ChoicePoint announced last February that it had been targeted by
a scam in which fraudsters posed as legitimate
companies to gain access to ChoicePoint's massive credit
database – normally used by businesses such as credit reference
agencies, marketing agencies and insurance firms.
The fraudsters may have viewed consumers’ names, addresses,
Social Security numbers and credit reports, the firm warned. In
total, according to the FTC, around 163,000 individuals could have
been affected, although reports suggest that only 800 consumers
have actually become victims of identity theft.
The FTC began an investigation and recently filed charges that
the firm’s security and record-handling procedures violated
consumers’ privacy rights and federal laws
The FTC alleged that ChoicePoint did not have reasonable
procedures to screen prospective subscribers, and turned
over consumers’ sensitive personal information to subscribers whose
applications raised obvious ‘red flags’. This included the granting
of approval as customers to individuals who lied about their
credentials and used commercial mail drops as business
addresses.
In addition, ChoicePoint applicants reportedly used fax machines
at public commercial locations to send multiple applications for
purportedly separate companies.
According to the FTC, ChoicePoint failed to tighten its
application approval procedures or monitor subscribers
even after receiving subpoenas from law enforcement authorities
alerting it to fraudulent activity going back to 2001.

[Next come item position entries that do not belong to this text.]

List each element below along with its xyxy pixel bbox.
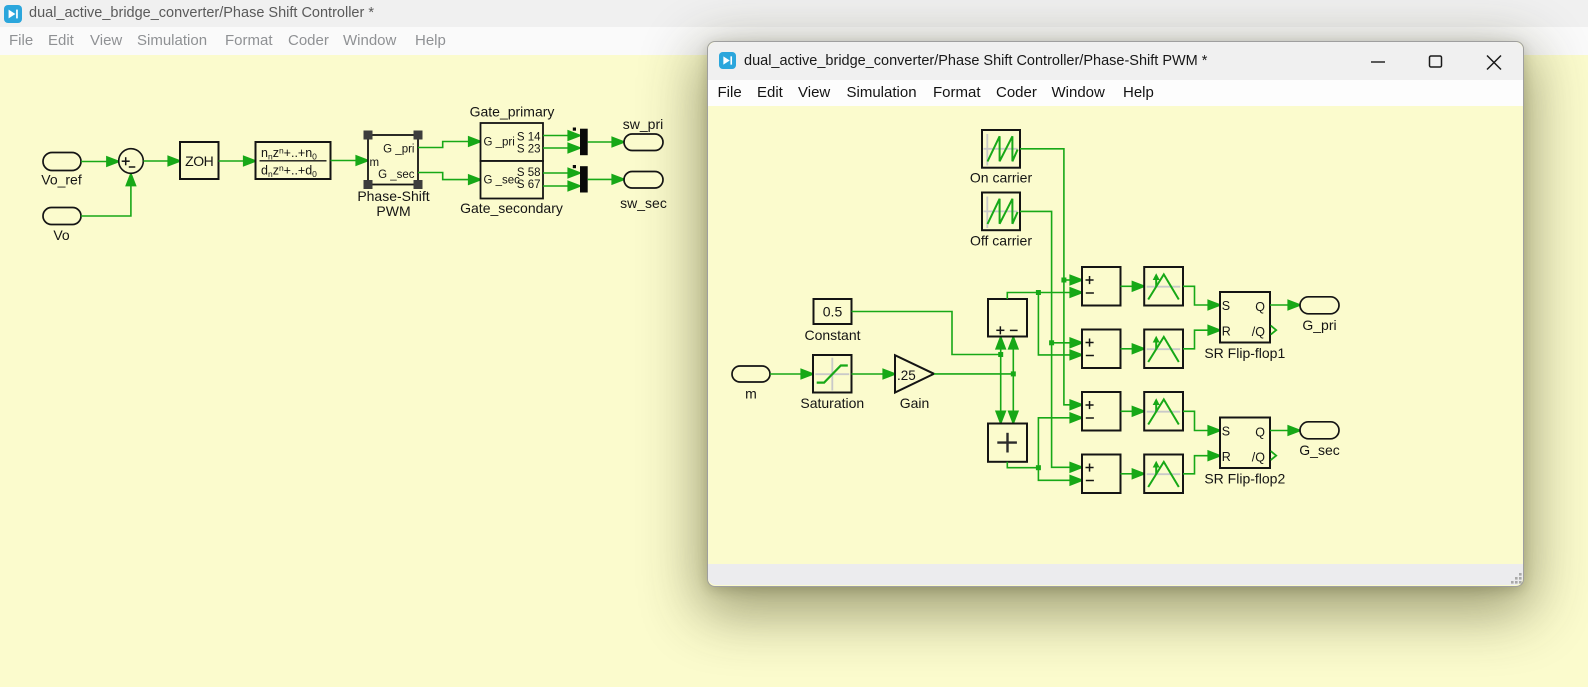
- subsystem Gate_primary: [481, 123, 544, 161]
- wire sum2 to comparator2: [1121, 344, 1145, 353]
- wire Gain to +- and + blocks: [934, 337, 1018, 424]
- wire Q2 to G_sec: [1270, 426, 1300, 435]
- subsystem Gate_secondary: [481, 161, 544, 199]
- summation junction: [119, 149, 144, 174]
- comparator block row1: [1144, 267, 1183, 306]
- wire Q1 to G_pri: [1270, 300, 1300, 309]
- input port m: [732, 366, 770, 382]
- wire sum3 to comparator3: [1121, 407, 1145, 416]
- output port sw_sec: [624, 172, 663, 189]
- wire S14 to mux1: [543, 131, 580, 140]
- sum block row4: [1082, 455, 1121, 494]
- wire mux1 to sw_pri: [588, 137, 625, 146]
- wire m to Saturation: [770, 369, 813, 378]
- mux1: [573, 128, 588, 156]
- wire comparator4 to SR Flip-flop2 R: [1183, 451, 1220, 474]
- wire sum4 to comparator4: [1121, 469, 1145, 478]
- wire sum1 to comparator1: [1121, 282, 1145, 291]
- comparator block row2: [1144, 330, 1183, 369]
- wire On carrier to comparator1 + and comparator3 +: [1020, 149, 1082, 410]
- sawtooth source On carrier: [982, 130, 1020, 168]
- wire Constant to +- and + blocks: [852, 312, 1006, 424]
- block Saturation: [813, 355, 852, 393]
- wire G_sec to Gate_secondary: [418, 173, 481, 185]
- wire Off carrier to comparator2 + and comparator4 +: [1020, 211, 1082, 472]
- sum block row1: [1082, 267, 1121, 306]
- wire S23 to mux1: [543, 143, 580, 152]
- sum block row2: [1082, 330, 1121, 369]
- wire adder output to comparator3 - and comparator4 -: [1007, 413, 1082, 485]
- sum block row3: [1082, 392, 1121, 431]
- block Constant 0.5: [814, 299, 852, 324]
- wire comparator1 to SR Flip-flop1 S: [1183, 286, 1220, 309]
- wire comparator2 to SR Flip-flop1 R: [1183, 326, 1220, 349]
- block discrete transfer function: [256, 142, 331, 179]
- block adder +: [988, 424, 1027, 462]
- wire Saturation to Gain: [852, 369, 896, 378]
- comparator block row3: [1144, 392, 1183, 431]
- output port G_pri: [1300, 297, 1339, 314]
- block SR Flip-flop1: [1220, 292, 1276, 343]
- child window: Phase-Shift PWM: [707, 41, 1524, 587]
- input port Vo_ref: [43, 153, 81, 171]
- wire G_pri to Gate_primary: [418, 137, 481, 148]
- output port sw_pri: [624, 134, 663, 151]
- comparator block row4: [1144, 455, 1183, 494]
- wire sum to ZOH: [143, 156, 180, 165]
- main window title bar: [0, 0, 1588, 27]
- input port Vo: [43, 208, 81, 225]
- mux2: [573, 165, 588, 193]
- main window menu bar: [0, 27, 1588, 55]
- wire comparator3 to SR Flip-flop2 S: [1183, 411, 1220, 435]
- block ZOH: [180, 142, 219, 179]
- output port G_sec: [1300, 422, 1339, 439]
- subsystem Phase-Shift PWM (selected): [364, 131, 423, 190]
- wire S67 to mux2: [543, 181, 580, 190]
- sawtooth source Off carrier: [982, 193, 1020, 231]
- wire Vo to sum: [81, 174, 136, 216]
- wire transfer function to PWM m input: [331, 156, 369, 165]
- wire S58 to mux2: [543, 168, 580, 177]
- block subtract +-: [988, 299, 1027, 337]
- wire subtract output to comparator1 - and comparator2 -: [1007, 288, 1082, 360]
- wire Vo_ref to sum: [81, 157, 119, 166]
- block SR Flip-flop2: [1220, 418, 1276, 469]
- wire ZOH to transfer function: [219, 156, 256, 165]
- wire mux2 to sw_sec: [588, 175, 625, 184]
- block Gain .25: [895, 355, 934, 392]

The FTC charged that ChoicePoint violated the Fair
Credit Reporting Act (FCRA) by furnishing consumer reports
– credit histories – to subscribers who did not have a permissible
purpose to obtain them, and by failing to maintain reasonable
procedures to verify both their identities and how they intended to
use the information.
The agency also charged that ChoicePoint violated the
Federal Trade Commission Act by making false and
misleading statements about its privacy policies.

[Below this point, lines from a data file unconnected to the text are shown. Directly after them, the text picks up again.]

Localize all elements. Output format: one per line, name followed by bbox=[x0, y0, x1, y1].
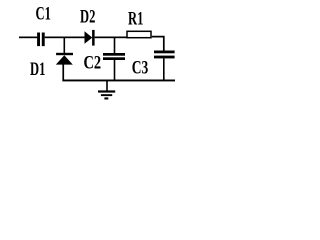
svg-text:D1: D1 bbox=[30, 60, 45, 80]
svg-text:C2: C2 bbox=[84, 52, 102, 73]
svg-text:D2: D2 bbox=[80, 7, 95, 27]
wire node A stem down to D1 bbox=[64, 37, 66, 53]
svg-text:C1: C1 bbox=[36, 4, 51, 24]
capacitor C1 bbox=[37, 33, 40, 47]
wire C2 down to ground rail bbox=[114, 60, 116, 81]
ground rail wire bbox=[62, 80, 175, 82]
svg-text:R1: R1 bbox=[128, 9, 143, 29]
wire C3 down to ground rail bbox=[163, 58, 165, 81]
capacitor C3 bbox=[154, 51, 175, 59]
wire D1 down to ground rail bbox=[62, 64, 64, 81]
diode D1 bbox=[56, 53, 73, 65]
ground symbol bbox=[98, 81, 115, 100]
diode D2 bbox=[85, 30, 95, 46]
capacitor C2 bbox=[103, 53, 125, 60]
wire D2 to R1 bbox=[95, 37, 128, 39]
wire input left to C1 bbox=[19, 37, 37, 39]
wire R1 to corner and down to C3 bbox=[152, 37, 164, 51]
resistor R1 bbox=[127, 31, 151, 37]
svg-text:C3: C3 bbox=[132, 58, 149, 79]
wire node B stem down to C2 bbox=[114, 37, 116, 53]
wire C1 to D2 bbox=[45, 37, 85, 39]
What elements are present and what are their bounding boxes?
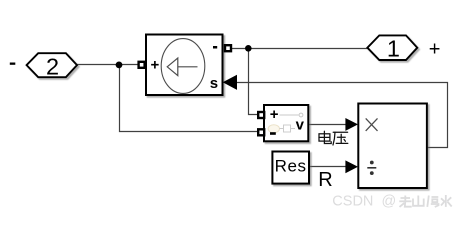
arrowhead into divide / input	[345, 160, 358, 173]
sensor icon faint bottom row	[268, 125, 279, 133]
svg-text:@: @	[382, 193, 397, 209]
wire junction2 down to sensor - port	[120, 65, 260, 132]
wire divide output to s input	[232, 83, 448, 148]
wire sensor v output to divide x input	[308, 124, 350, 126]
wire junction1 down to sensor + port	[249, 49, 260, 115]
sensor icon faint top row	[280, 114, 299, 116]
sensor - label	[270, 132, 276, 135]
output port 2 hexagon	[27, 53, 77, 77]
output port 1 hexagon	[367, 35, 417, 60]
arrowhead into divide x input	[345, 118, 358, 131]
wire source - port to hexagon1	[229, 48, 368, 50]
watermark char 停	[427, 196, 429, 207]
voltage measurement block	[264, 105, 308, 141]
Res constant block	[272, 152, 309, 184]
multiply symbol	[366, 118, 378, 130]
svg-text:R: R	[318, 169, 332, 191]
watermark char 水	[445, 195, 447, 207]
current source arrow	[178, 66, 198, 68]
wire Res output to divide input	[309, 166, 350, 168]
svg-text:s: s	[210, 75, 218, 92]
svg-text:CSDN: CSDN	[332, 193, 373, 209]
junction dot top	[245, 45, 252, 52]
wire hexagon2 to source + port	[77, 64, 141, 66]
svg-text:2: 2	[46, 53, 59, 79]
svg-text:+: +	[270, 106, 279, 123]
svg-text:v: v	[296, 117, 305, 134]
svg-text:1: 1	[387, 35, 400, 61]
svg-text:Res: Res	[275, 157, 307, 176]
sensor + port square	[258, 112, 264, 118]
label 电压	[319, 131, 348, 145]
divide symbol	[367, 161, 376, 175]
watermark char 山	[417, 196, 419, 206]
sensor - port square	[258, 129, 264, 135]
junction dot left	[116, 62, 123, 69]
source + port square	[139, 62, 145, 68]
svg-text:+: +	[429, 38, 441, 60]
current source circle	[161, 39, 205, 94]
divide block	[358, 104, 427, 189]
watermark char 走	[404, 196, 406, 202]
controlled current source block	[146, 35, 223, 96]
- label of source	[213, 46, 217, 49]
s input arrowhead	[223, 75, 237, 90]
minus polarity label for port 2	[10, 63, 16, 65]
svg-text:+: +	[151, 57, 160, 74]
source - port square	[225, 45, 231, 51]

These included comments such as: “ChoicePoint allows access to your
consumer reports only by those authorised under the FCRA… ”; and
“Every ChoicePoint customer must successfully complete a rigorous
credentialing process. ChoicePoint does not distribute information
to the general public and monitors the use of its public record
information to ensure appropriate use.”
ChoicePoint has now agreed settlement terms with the FTC under
which it admits no wrongdoing but is required to pay $10 million in
civil penalties – the largest civil penalty in FTC history – and to
provide $5 million for consumer redress.
The settlement bars the company from furnishing consumer reports
to people who do not have a permissible purpose to receive them and
requires the company to establish and maintain reasonable
procedures to ensure that consumer reports are provided only to
those with a permissible purpose.
As part of this, ChoicePoint is required to verify the identity
of businesses that apply to receive consumer reports, including
making site visits to certain business premises and auditing
subscribers’ use of consumer reports.
The order also requires ChoicePoint to establish, implement, and
maintain a comprehensive information security program and to
obtain, every two years for the next 20 years, an audit from a
qualified, independent, third-party professional to ensure that its
security program meets the standards of the order.

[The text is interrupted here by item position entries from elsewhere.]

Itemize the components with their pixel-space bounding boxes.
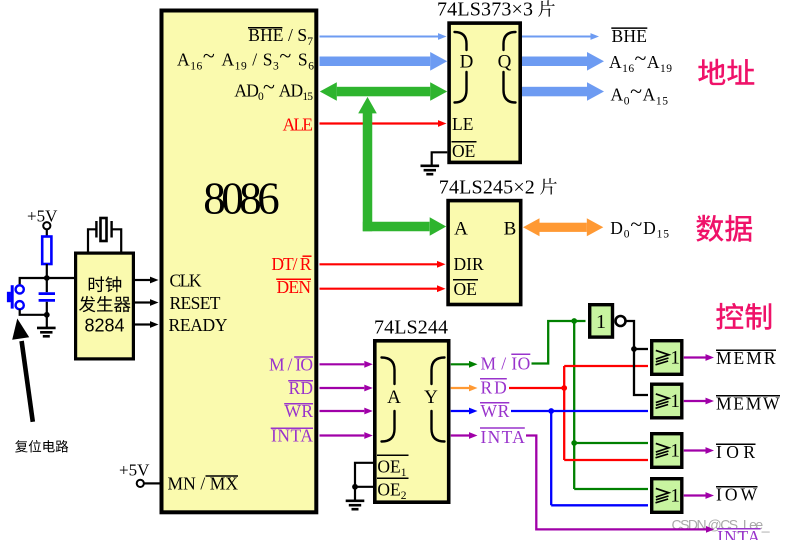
wire INTA net to bottom [526,436,706,530]
node B junction [44,312,50,318]
svg-text:1: 1 [596,311,606,333]
wire IOW out [684,494,706,496]
svg-text:1: 1 [670,391,680,412]
74LS373 Q bracket [504,32,516,103]
svg-text:74LS373×3: 74LS373×3 [437,0,533,21]
wire 8284 CLK to 8086 [135,279,150,281]
wire RD to MEMR gate [564,365,648,367]
or-gate G4 IOW label [656,488,669,497]
74LS244 Y bracket [432,358,445,442]
wire WR to IOW gate [551,504,648,506]
svg-text:Y: Y [424,387,438,408]
wire black to MEMR gate [634,348,648,350]
annotation arrow to reset circuit [22,341,33,422]
wire RD vertical [563,366,565,460]
wire M/IO net to inverter [532,321,586,364]
svg-text:74LS245×2: 74LS245×2 [439,176,535,198]
wire R1 to node A [46,264,48,278]
header text control [716,303,771,330]
svg-text:A: A [387,387,401,408]
svg-text:READY: READY [169,315,228,335]
svg-text:8086: 8086 [203,174,279,224]
svg-text:INTA: INTA [481,427,526,447]
svg-text:BHE: BHE [612,26,648,46]
svg-text:8284: 8284 [84,316,124,336]
svg-text:74LS244: 74LS244 [374,316,448,338]
svg-text:+5V: +5V [119,461,150,480]
wire 244 M/IO out [451,363,469,365]
wire WR to 244 [320,410,365,412]
svg-text:CLK: CLK [170,270,202,290]
node M/IO junction at IOR branch [571,440,577,446]
bus A0-A15 out [522,87,587,97]
wire 373 BHE out [522,36,591,38]
node black junction [631,346,637,352]
or-gate G2 MEMW label [656,394,669,403]
svg-text:DIR: DIR [454,254,484,274]
bus AD branch to 245 [363,222,430,232]
wire DEN to 245 OE [320,288,438,290]
svg-text:RESET: RESET [170,293,221,313]
svg-text:1: 1 [670,441,680,462]
crystal Y1 [95,221,97,238]
svg-text:D: D [460,52,474,73]
svg-text:1: 1 [670,348,680,369]
wire M/IO to IOW gate [574,488,648,490]
bus A16-A19/S3-S6 to 373 [320,57,431,67]
transceiver U3 74LS245 body [448,201,521,305]
ground at 373 OE [432,152,448,165]
wire 244 WR out [451,410,469,412]
svg-text:OE: OE [452,141,475,161]
push button S1 [16,285,24,293]
bus A16-A19 out [522,57,587,67]
wire 8284 RESET to 8086 [135,301,150,303]
wire 244 INTA out [451,434,469,436]
wire DT/R to 245 DIR [320,263,438,265]
or-gate G4 IOW body [652,479,682,513]
node RD junction [561,385,567,391]
wire M/IO vertical branch [573,321,575,489]
node M/IO junction at inverter input [571,318,577,324]
wire +5V to MN/MX [144,482,160,484]
wire IOR out [684,449,706,451]
or-gate G1 MEMR label [656,350,669,359]
wire node A to button [20,278,47,285]
wire RD net horizontal [509,387,564,389]
or-gate G1 MEMR body [652,341,682,375]
wire INTA to 244 [320,434,365,436]
node WR junction [548,408,554,414]
header text data [696,215,752,242]
wire 244 RD out [451,387,469,389]
inverter U6 body [590,305,613,337]
CPU U1 8086 body [162,11,317,513]
wire MEMW out [684,400,706,402]
wire button to node B [20,309,47,315]
svg-text:M / IO: M / IO [481,354,531,374]
svg-text:LE: LE [452,114,473,134]
or-gate G2 MEMW body [652,384,682,418]
or-gate G3 IOR label [656,443,669,452]
8284 text line1 [89,276,122,292]
svg-text:WR: WR [481,401,510,421]
wire M/IO to IOR gate [574,442,648,444]
svg-text:Q: Q [498,52,512,73]
or-gate G3 IOR body [652,434,682,468]
clock generator U4 8284 body [76,253,134,359]
svg-text:MEMR: MEMR [716,348,776,368]
wire BHE/S7 to 373 [320,36,439,38]
svg-text:A: A [454,219,468,240]
bus D0-D15 [540,223,587,232]
wire node A to 8284 [47,277,74,279]
wire RD to IOR gate [564,459,648,461]
annotation text reset circuit [15,440,68,453]
wire WR vertical [550,411,552,505]
svg-text:+5V: +5V [27,207,58,226]
74LS373 D bracket [455,32,467,103]
resistor R1 [42,237,51,265]
svg-text:B: B [504,219,517,240]
wire WR net to MEMW gate [511,410,648,412]
svg-text:ALE: ALE [283,114,313,134]
node A junction [44,275,50,281]
capacitor C1 [46,278,48,292]
wire MEMR out [684,356,706,358]
inverter U6 output bubble [616,316,626,326]
wire RD to 244 [320,387,365,389]
buffer U5 74LS244 body [375,341,449,502]
wire 8284 READY to 8086 [135,323,150,325]
svg-text:DEN: DEN [277,277,312,297]
wire ALE to 373 LE [320,122,439,124]
wire inverter to gates black [626,321,648,395]
wire M/IO to 244 [320,363,365,365]
8284 text line2 [79,296,131,312]
svg-text:1: 1 [670,486,680,507]
svg-text:OE: OE [454,279,477,299]
latch U2 74LS373 body [449,23,520,162]
svg-text:RD: RD [481,377,507,397]
wire +5V to R1 [46,229,48,236]
bus AD0-AD15 CPU to 373 [337,87,430,97]
ground (reset circuit) [46,315,48,328]
ground at 244 OE1/OE2 [355,463,373,500]
74LS244 A bracket [382,358,395,442]
header text address [698,59,754,85]
svg-text:MEMW: MEMW [716,394,780,414]
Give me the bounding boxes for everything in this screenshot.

“The message to ChoicePoint and others should be clear:
consumers’ private data must be protected from thieves,” said
Deborah Platt Majoras, Chairman of the FTC. “Data security is
critical to consumers, and protecting it is a priority for the FTC,
as it should be to every business in America.”
In response, ChoicePoint chairman and CEO Derek Smith said: “The
events of early 2005 provided critical lessons from which
ChoicePoint and, indeed the entire industry, has learned a great
deal”.
“The men and women of this company take nothing more seriously
than their responsibility to safeguard consumer information and, as
a direct result of those lessons learned, we have, for the past
several months, been in the process of implementing nearly all of
the changes reflected in today’s settlement,” he added.
However, the company is not yet completely off the hook.
Private lawsuits have been filed against the firm,
and the Securities and Exchange Commission is
conducting its own investigation, according to reports.